16. The surveillance system of claim 13, wherein the video analytics result includes one or more labels describing one or more characteristics of the object of interest, wherein the second video camera is configured to output the video analytics result via the network to the Network Video Recorder (NVR) that records the video stream captured by the first video camera, the NVR configured to receive the video analytics result and integrate the one or more labels into the recorded video stream captured by the first video camera.
17. The surveillance system of claim 13, wherein the first video camera is configured to send metadata to the second video camera that identifies the video analytics algorithm from a plurality of predetermined video analytics algorithm that is to be executed by the second video camera on the cropped-out region of interest (ROI) of the video frame of the video stream captured by the first video camera.
18. The surveillance system of claim 13, wherein the first video camera comprises processing resources that have a current resource utilization level, and wherein the first video camera is configured to determine that the current resource utilization level of the processing resources of the first video camera exceeds a threshold utilization level before sending the cropped-out region of interest (ROI) of the video frame of the video stream to the second video camera.
19. The surveillance system of claim 18, wherein the threshold utilization level is dependent on the video analytics algorithm that is to be executed on the cropped-out region of interest (ROI) of the video frame of the video stream.
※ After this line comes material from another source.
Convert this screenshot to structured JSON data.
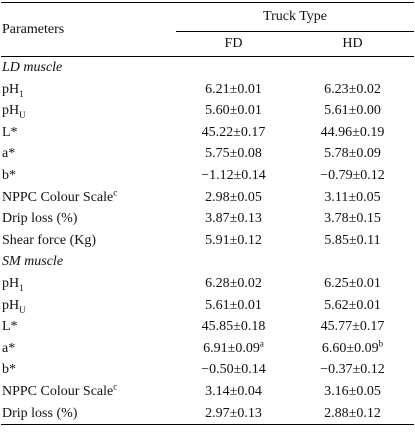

20. A method for load balancing video analytic processing among two or more of a plurality of network connected video cameras, each network connected video camera including a video camera for capturing a respective video stream and processing resources, the method comprising:
a first video camera of the plurality of network connected video cameras identifying an object of interest in a video frame of a video stream captured by the first video camera;
the first video camera determining whether to execute a video analytics algorithm on the object of interest to identify further characteristics of the object of interest;
when it is determined to execute the video analytics algorithm on the object of interest, the first video camera determining whether the first video camera has sufficient idle processing resources to perform the video analytics algorithm on the object of interest, and if so, the first video camera executing the video analytics algorithm on the object of interest, and if not:
the first video camera identifying a second video camera of the plurality of network connected video cameras that has sufficient idle processing resources to perform the video analytics algorithm on the object of interest, and sending a cropped-out region of interest (ROI) in the video frame of the video frame of the video stream captured by the first video camera to the second video camera;
the second video camera:
receiving the cropped-out region of interest (ROI) of the video frame from the first video camera;
executing the video analytics algorithm on the cropped-out region of interest (ROI) of the video frame of the video stream captured by the first video camera, resulting in a video analytics result; and
returning the video analytics result to the first video camera.